The repair rate in our study was similar to that reported in the review of Feringa et al., but clearly lower than the feasibility reported by Defauw et al. of 66% [21] or by de Kerchove et al. of 80% [22]; on the other hand, we registered a lower in-hospital mortality (4%) than the latter two, who reported 15.4% and 16%, respectively. We favored safety, at the price of a lower rate of complex repair procedures, with similar long-term survival rate.

Similar to the degenerative MR experience, valve repair recently became the procedure of choice in IE, as confirmed by several studies [18,19,20,21,22]. Patients who undergo mitral valve repair need significantly fewer reinterventions during the early post-operative period and long-term follow-up and have less long-term IE relapses and cerebrovascular events.

The hard task of the surgeon is to balance the risks connected with repair failure with the numerous advantages of a successful repair. This challenge probably gives the reason for the high variability of repair feasibility in the literature.

Okada et al. [20] reported even 86% rate of mitral valve repair, with an in-hospital mortality of 0.7%. However, 67% of patients undergoing valve repair had healed at the time of surgery, and only 33% had active infective endocarditis. For this reason, their valuable experience does not fully answer the query of the feasibility of valve repair in IE. Moreover, in order to prevent embolic events, early surgery is generally preferred over delayed surgery, which is recommended only for conditions that may increase operative mortality, such as large volume (> 2 cm) intracranial hemorrhage.

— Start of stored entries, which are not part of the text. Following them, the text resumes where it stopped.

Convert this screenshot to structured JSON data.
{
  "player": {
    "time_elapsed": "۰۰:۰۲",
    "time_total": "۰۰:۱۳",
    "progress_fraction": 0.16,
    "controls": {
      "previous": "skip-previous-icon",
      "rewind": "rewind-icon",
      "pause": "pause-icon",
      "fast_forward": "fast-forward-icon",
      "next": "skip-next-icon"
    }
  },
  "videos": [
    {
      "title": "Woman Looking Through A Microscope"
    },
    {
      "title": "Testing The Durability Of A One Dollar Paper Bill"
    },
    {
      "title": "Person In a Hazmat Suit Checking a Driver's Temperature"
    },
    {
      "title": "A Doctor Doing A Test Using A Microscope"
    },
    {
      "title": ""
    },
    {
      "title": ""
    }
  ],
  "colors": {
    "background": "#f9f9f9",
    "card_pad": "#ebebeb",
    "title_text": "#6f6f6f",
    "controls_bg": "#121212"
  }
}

Solari et al. [17] recently showed that an early repair-oriented surgical approach can achieve high repair rates with a good long-term durability of the repair and a very low rate of recurrence of endocarditis.

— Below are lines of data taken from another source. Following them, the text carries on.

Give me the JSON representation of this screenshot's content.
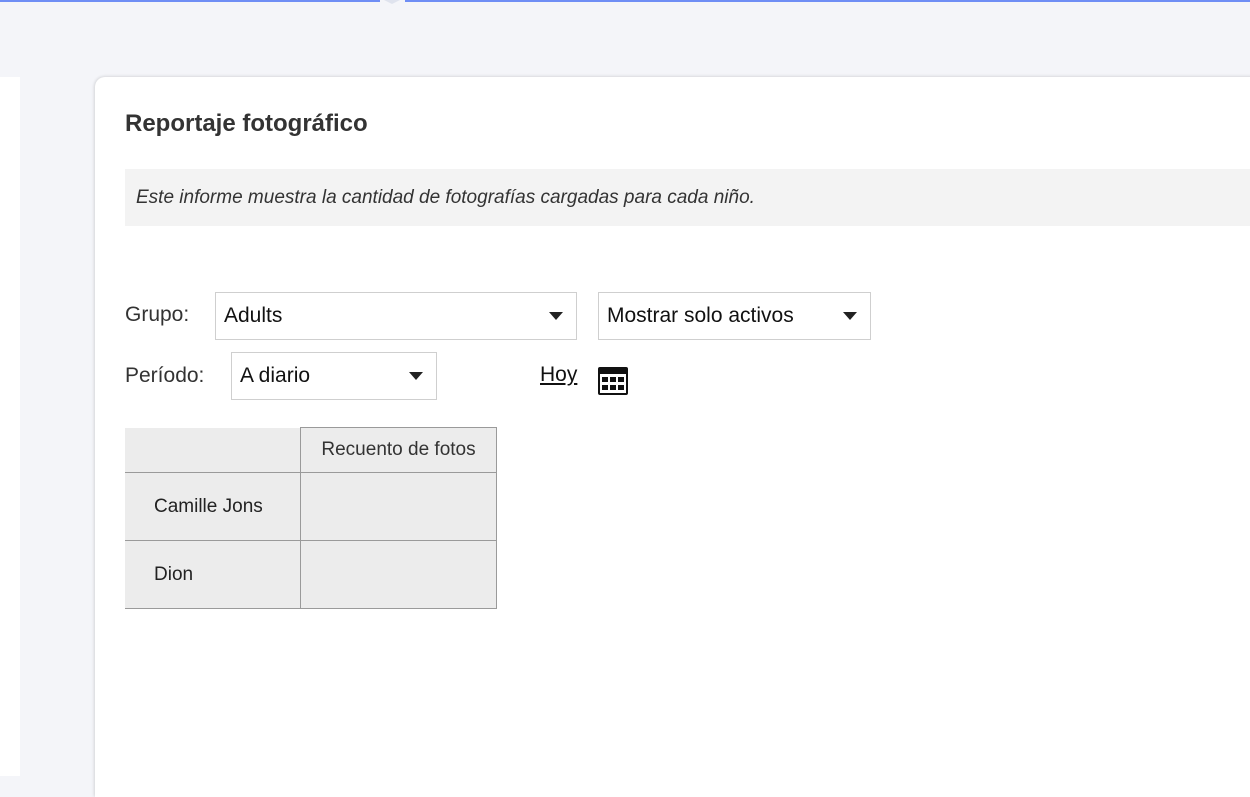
{
  "report": {
    "title": "Reportaje fotográfico",
    "description": "Este informe muestra la cantidad de fotografías cargadas para cada niño."
  },
  "filters": {
    "group_label": "Grupo:",
    "group_value": "Adults",
    "status_value": "Mostrar solo activos",
    "period_label": "Período:",
    "period_value": "A diario",
    "today_link": "Hoy"
  },
  "table": {
    "headers": [
      "",
      "Recuento de fotos"
    ],
    "rows": [
      {
        "name": "Camille Jons",
        "count": ""
      },
      {
        "name": "Dion",
        "count": ""
      }
    ]
  },
  "colors": {
    "accent": "#6f8ef5",
    "background": "#f4f5f9",
    "table_fill": "#ececec"
  },
  "icons": {
    "calendar": "calendar-icon",
    "dropdown": "chevron-down-icon"
  }
}
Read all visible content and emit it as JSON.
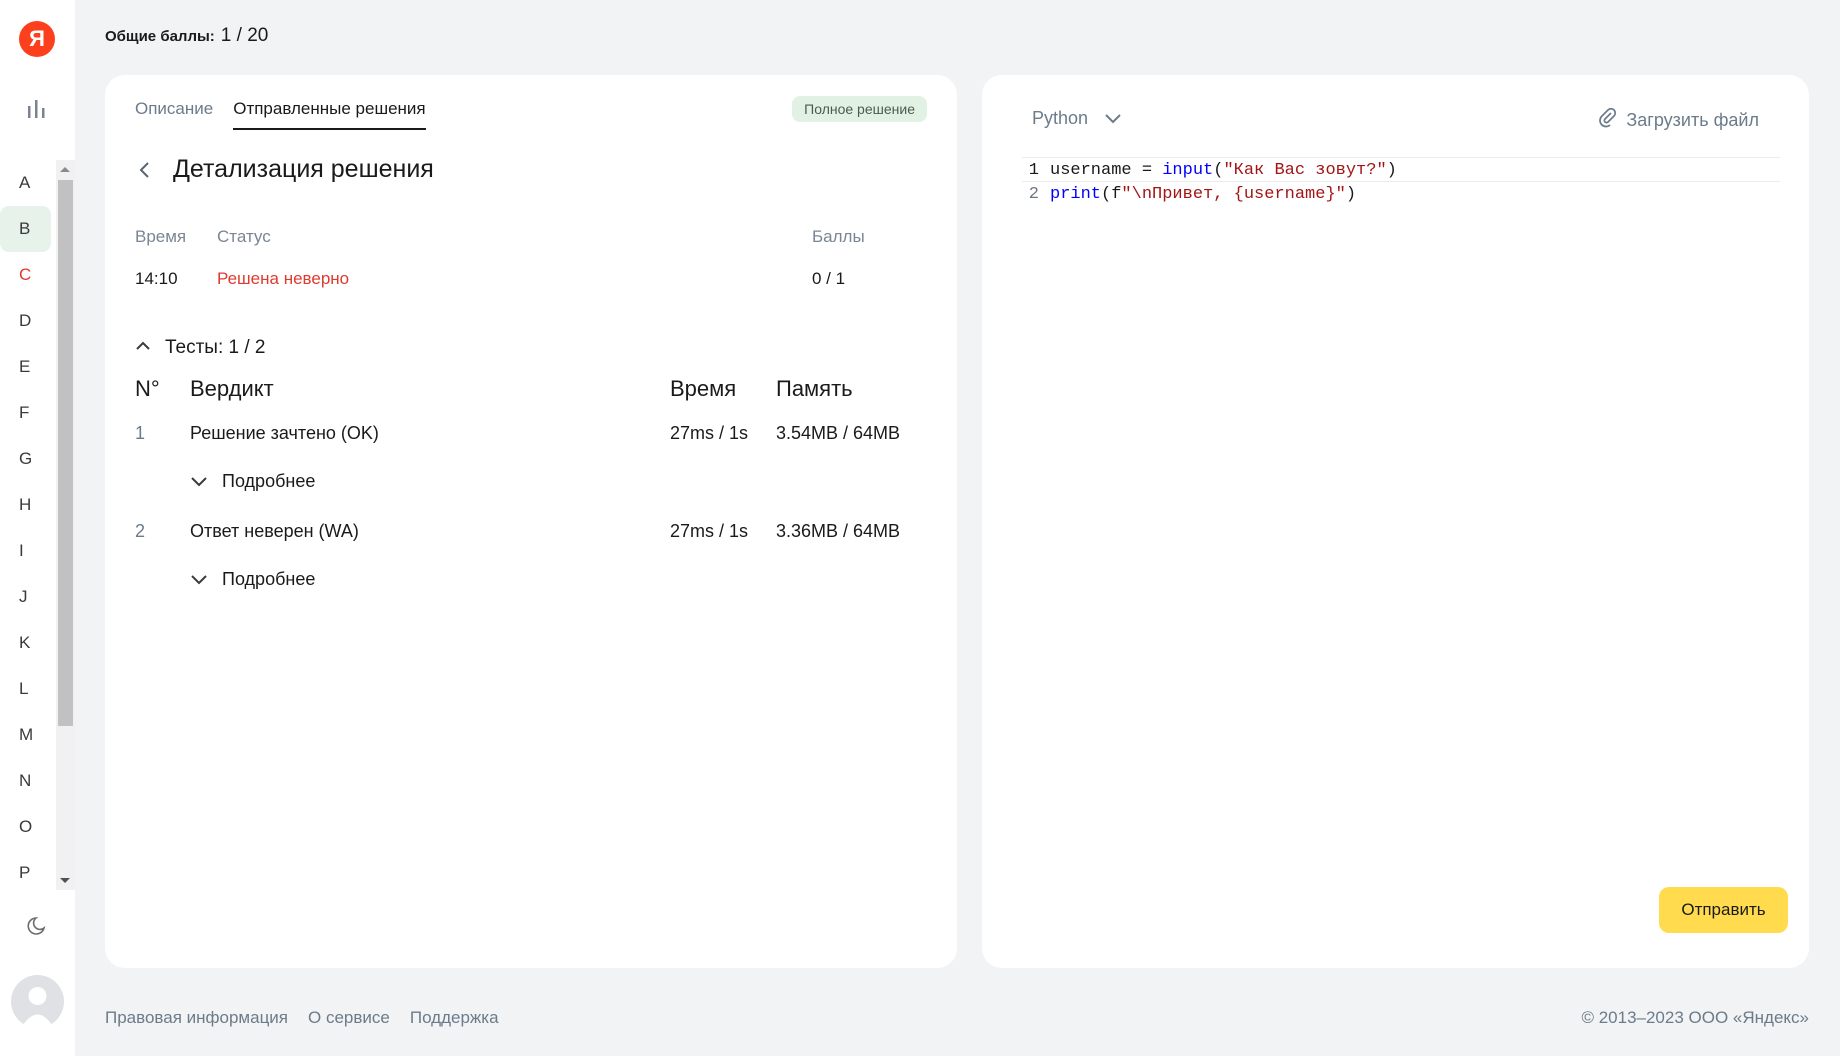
{
  "app": {
    "logo_text": "Я",
    "brand_color": "#fc3f1d"
  },
  "header": {
    "total_label": "Общие баллы:",
    "total_value": "1 / 20"
  },
  "sidebar": {
    "letters": [
      "A",
      "B",
      "C",
      "D",
      "E",
      "F",
      "G",
      "H",
      "I",
      "J",
      "K",
      "L",
      "M",
      "N",
      "O",
      "P"
    ],
    "active_letter": "B",
    "wrong_letter": "C"
  },
  "left_panel": {
    "tabs": [
      {
        "label": "Описание",
        "active": false
      },
      {
        "label": "Отправленные решения",
        "active": true
      }
    ],
    "badge": "Полное решение",
    "title": "Детализация решения",
    "meta": {
      "time_label": "Время",
      "status_label": "Статус",
      "score_label": "Баллы",
      "time_value": "14:10",
      "status_value": "Решена неверно",
      "score_value": "0 / 1"
    },
    "tests": {
      "label": "Тесты:",
      "value": "1 / 2",
      "headers": {
        "num": "N°",
        "verdict": "Вердикт",
        "time": "Время",
        "memory": "Память"
      },
      "rows": [
        {
          "num": "1",
          "verdict": "Решение зачтено (OK)",
          "time": "27ms / 1s",
          "memory": "3.54MB / 64MB",
          "more": "Подробнее"
        },
        {
          "num": "2",
          "verdict": "Ответ неверен (WA)",
          "time": "27ms / 1s",
          "memory": "3.36MB / 64MB",
          "more": "Подробнее"
        }
      ]
    }
  },
  "right_panel": {
    "language": "Python",
    "upload_label": "Загрузить файл",
    "code": [
      {
        "n": "1",
        "tokens": [
          {
            "t": "username = ",
            "c": "plain"
          },
          {
            "t": "input",
            "c": "fn"
          },
          {
            "t": "(",
            "c": "plain"
          },
          {
            "t": "\"Как Вас зовут?\"",
            "c": "str"
          },
          {
            "t": ")",
            "c": "plain"
          }
        ]
      },
      {
        "n": "2",
        "tokens": [
          {
            "t": "print",
            "c": "fn"
          },
          {
            "t": "(f",
            "c": "plain"
          },
          {
            "t": "\"\\nПривет, {username}\"",
            "c": "str"
          },
          {
            "t": ")",
            "c": "plain"
          }
        ]
      }
    ],
    "submit_label": "Отправить"
  },
  "footer": {
    "links": [
      "Правовая информация",
      "О сервисе",
      "Поддержка"
    ],
    "copyright": "© 2013–2023 ООО «Яндекс»"
  },
  "colors": {
    "accent_button": "#ffdb4d",
    "error": "#e03a2f",
    "badge_bg": "#e1f2e5"
  }
}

In a recent multicentric study in New York and California states, Toyoda et al. [23] reported a mitral repair rate of 19% in 1970 patients with IE; this percentage is probably more representative of the real world. Consistently with the literature, their experience confirmed that repair was associated with better survival and lower risk of recurrent infection compared with valve replacement. Radical removal of all infected material and inflamed tissue is a key issue for successful operative technique, using the broad spectrum of surgical armamentarium to recreate a normal-functioning valve with the available vital tissue. Patching of perforations, vegetectomy, and resection of the involved leaflet and leaflet patching with an autologous or bovine pericardium, commissural debridement, and reconstruction, left ventricular abscess debridement with annular patch reconstruction and leaflet re-suspension with artificial chordae, sliding plasty, flip-over technique, and ring annuloplasty can all be employed to obtain a perfect functional result [22]. Finally, when a repair is not possible and replacement becomes mandatory, the choice between mechanical and bioprosthetic valves should be made based on usual clinical considerations.

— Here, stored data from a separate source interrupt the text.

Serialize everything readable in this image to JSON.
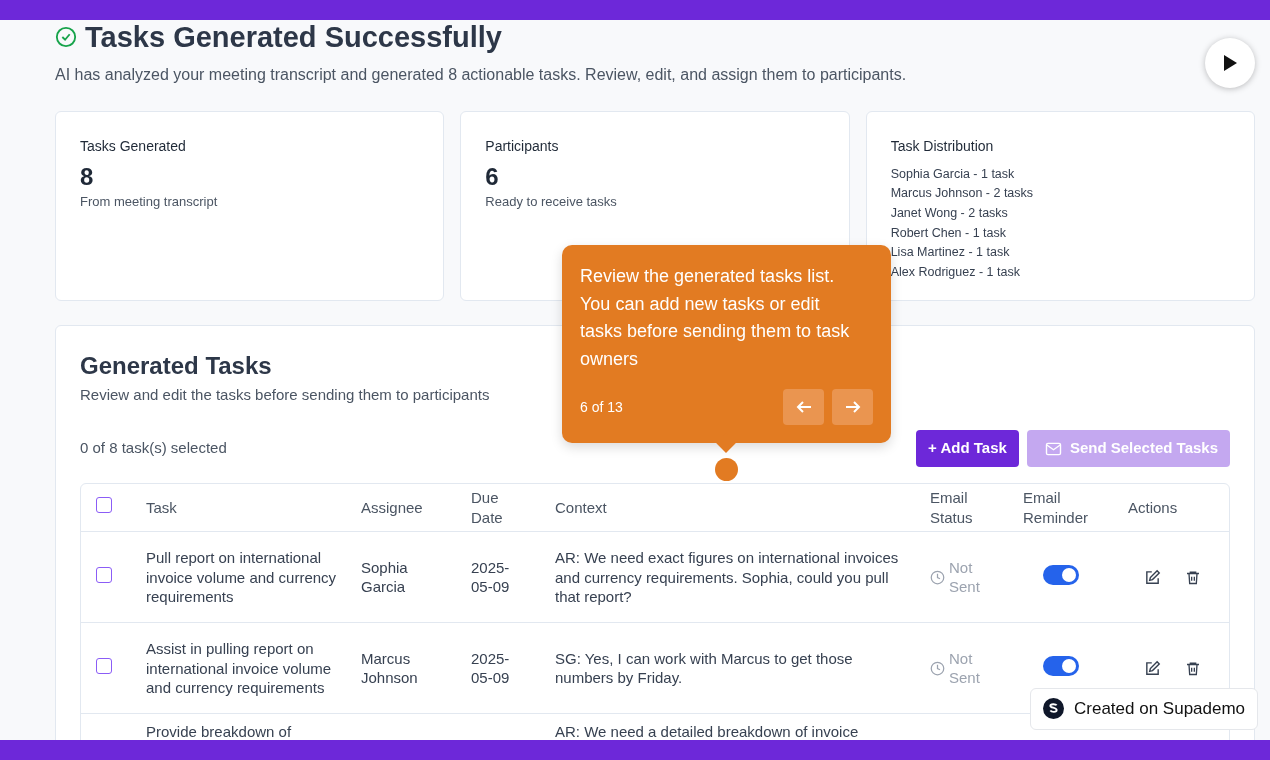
{
  "header": {
    "title": "Tasks Generated Successfully",
    "subtitle": "AI has analyzed your meeting transcript and generated 8 actionable tasks. Review, edit, and assign them to participants."
  },
  "stats": [
    {
      "kind": "number",
      "label": "Tasks Generated",
      "value": "8",
      "caption": "From meeting transcript"
    },
    {
      "kind": "number",
      "label": "Participants",
      "value": "6",
      "caption": "Ready to receive tasks"
    },
    {
      "kind": "list",
      "label": "Task Distribution",
      "items": [
        "Sophia Garcia - 1 task",
        "Marcus Johnson - 2 tasks",
        "Janet Wong - 2 tasks",
        "Robert Chen - 1 task",
        "Lisa Martinez - 1 task",
        "Alex Rodriguez - 1 task"
      ]
    }
  ],
  "tasks_panel": {
    "title": "Generated Tasks",
    "subtitle": "Review and edit the tasks before sending them to participants",
    "selection_count": "0 of 8 task(s) selected",
    "buttons": [
      {
        "kind": "add",
        "label": "+ Add Task",
        "disabled": false
      },
      {
        "kind": "send",
        "label": "Send Selected Tasks",
        "disabled": true
      }
    ],
    "table": {
      "select_all_checked": false,
      "columns": [
        "Task",
        "Assignee",
        "Due Date",
        "Context",
        "Email Status",
        "Email Reminder",
        "Actions"
      ],
      "rows": [
        {
          "checked": false,
          "task": "Pull report on international invoice volume and currency requirements",
          "assignee": "Sophia Garcia",
          "due": "2025-05-09",
          "context": "AR: We need exact figures on international invoices and currency requirements. Sophia, could you pull that report?",
          "email_status": "Not Sent",
          "reminder_on": true
        },
        {
          "checked": false,
          "task": "Assist in pulling report on international invoice volume and currency requirements",
          "assignee": "Marcus Johnson",
          "due": "2025-05-09",
          "context": "SG: Yes, I can work with Marcus to get those numbers by Friday.",
          "email_status": "Not Sent",
          "reminder_on": true
        },
        {
          "task": "Provide breakdown of",
          "context": "AR: We need a detailed breakdown of invoice"
        }
      ]
    }
  },
  "tour_tooltip": {
    "text": "Review the generated tasks list. You can add new tasks or edit tasks before sending them to task owners",
    "step": "6 of 13"
  },
  "badge": {
    "text": "Created on Supademo"
  }
}
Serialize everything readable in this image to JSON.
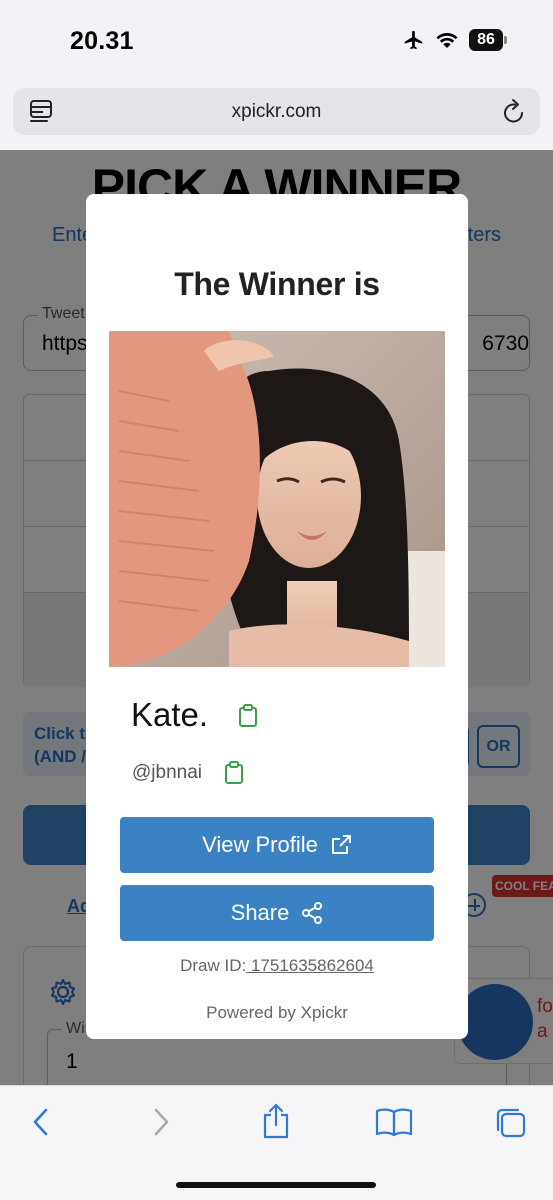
{
  "status_bar": {
    "time": "20.31",
    "battery": "86",
    "icons": [
      "airplane-icon",
      "wifi-icon",
      "battery-icon"
    ]
  },
  "browser": {
    "url": "xpickr.com",
    "icons": [
      "tabs-icon",
      "reload-icon"
    ]
  },
  "background_page": {
    "title": "PICK A WINNER",
    "link_left": "Ente",
    "link_right": "ters",
    "tweet_field": {
      "label": "Tweet",
      "value_left": "https",
      "value_right": "6730"
    },
    "filter_text_line1": "Click t",
    "filter_text_line2": "(AND /",
    "or_label": "OR",
    "ad_link": "Ad",
    "cool_badge": "COOL FEAT",
    "winner_count": {
      "label": "Winner Count",
      "value": "1"
    },
    "promo_line1": "fo",
    "promo_line2": "a do"
  },
  "modal": {
    "title": "The Winner is",
    "winner_name": "Kate.",
    "winner_handle": "@jbnnai",
    "view_profile_label": "View Profile",
    "share_label": "Share",
    "draw_id_label": "Draw ID:",
    "draw_id_value": " 1751635862604",
    "powered_by": "Powered by Xpickr"
  },
  "toolbar": {
    "icons": [
      "back-icon",
      "forward-icon",
      "share-icon",
      "bookmarks-icon",
      "tabs-overview-icon"
    ]
  },
  "colors": {
    "primary_button": "#3a82c4",
    "link_blue": "#2a6ebf",
    "clipboard_green": "#3aa14a",
    "ios_blue": "#2f7ad9"
  }
}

The main limitations to be acknowledged for our study are its retrospective nature, based on a single-center experience, and consequently on a relatively small cohort. However, since our hospital is the referral center, our population covers the entire spectrum of IE in the region and is, therefore, representative of real-world experience. As discussed, criteria for repair are largely based on expert consensus and operative strategy has to be confirmed or changed after direct inspection by an expert surgeon, and no pre-specified criteria exist. This may limit the generalizability of our results to other centers and populations, but we all are aware that prospective studies would be useful but hardly feasible due to practical considerations.

Conclusions

Outcome of repair in IE guarantees a more favorable outcome than valve replacement and should be considered whenever possible in IE as in degenerative valve disease. Identifying patients who will benefit from surgery, operating them timely and following technically individualized surgical approach may decrease the mortality and morbidity of mitral valve IE.